Abstract:   Objective   To study the reversal effect of Shenfu decoction(SFD)on adriamycin-induced cardiomyopathy and explore its mechanism by using serum metabolomic technology.   Methods  The BALB/c mouse model of cardiomyopathy induced by adriamycin was established. The corresponding intervention was given. The serum lactate dehydrogenase(LDH)and creatine phosphatase isoenzyme MB(CK-MB)were measured. The ejection fraction (EF) and shortening fraction (FS) were measured by echocardiography. Mouse serum was collected for gas chromatography-mass spectrometry (GC-MS) analysis. The data obtained was analyzed by multivariate and univariate statistical analysis to compare the changes of endogenous metabolites in the serum of mice in the normal group, model group and Shenfu decoction treatment group, to find the potential biomarkers of Shenfu decoction to reverse the adriamycin-induced cardiomyopathy.

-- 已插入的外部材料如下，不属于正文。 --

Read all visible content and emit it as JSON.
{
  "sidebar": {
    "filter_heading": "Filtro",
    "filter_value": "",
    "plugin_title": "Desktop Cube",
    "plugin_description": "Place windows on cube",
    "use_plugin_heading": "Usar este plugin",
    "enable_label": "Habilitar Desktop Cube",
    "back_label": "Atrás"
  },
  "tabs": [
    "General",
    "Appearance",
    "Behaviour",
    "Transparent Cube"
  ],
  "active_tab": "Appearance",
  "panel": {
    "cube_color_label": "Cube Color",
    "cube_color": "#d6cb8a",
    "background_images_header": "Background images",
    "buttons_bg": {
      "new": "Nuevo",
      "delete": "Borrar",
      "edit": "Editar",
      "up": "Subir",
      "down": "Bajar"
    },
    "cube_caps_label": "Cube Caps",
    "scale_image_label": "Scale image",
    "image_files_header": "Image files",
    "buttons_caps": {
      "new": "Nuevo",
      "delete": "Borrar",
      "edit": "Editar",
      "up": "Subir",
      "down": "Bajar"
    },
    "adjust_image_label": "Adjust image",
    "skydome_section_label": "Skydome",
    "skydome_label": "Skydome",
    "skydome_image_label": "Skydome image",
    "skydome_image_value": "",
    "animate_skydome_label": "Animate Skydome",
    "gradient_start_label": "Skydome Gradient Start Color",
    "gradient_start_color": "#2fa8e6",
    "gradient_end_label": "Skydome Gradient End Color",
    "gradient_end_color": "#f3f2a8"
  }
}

Metabolic pathway analysis was used to explore the targeted metabolic pathway of Shenfu decoction.   Results  The levels of serum LDH and CK-MB in the model group were increased significantly, and the values of EF and FS decreased significantly, indicating that the model was successfully established. The above indicators were significantly improved after treatment with Shenfu decoction. 13 potential biomarkers of adriamycin-induced cardiomyopathy were identified by metabonomic analysis, and Shenfu decoction had significant reversal effect on 11 metabolites. Metabolic pathway analysis showed that the synthesis of phenylalanine, tyrosine and tryptophan, arachidonic acid metabolism, phenylalanine metabolism, tricarboxylic acid cycle and dicarboxylic acid metabolism were the main targeted metabolic pathways of Shenfu decoction.   Conclusion  Shenfu decoction can reverse adriamycin-induced cardiomyopathy by regulating the unbalanced synthesis of phenylalanine, tyrosine and tryptophan, as well as the metabolism of arachidonic acid, phenylalanine, dicarboxylic acid and tricarboxylic acid cycle.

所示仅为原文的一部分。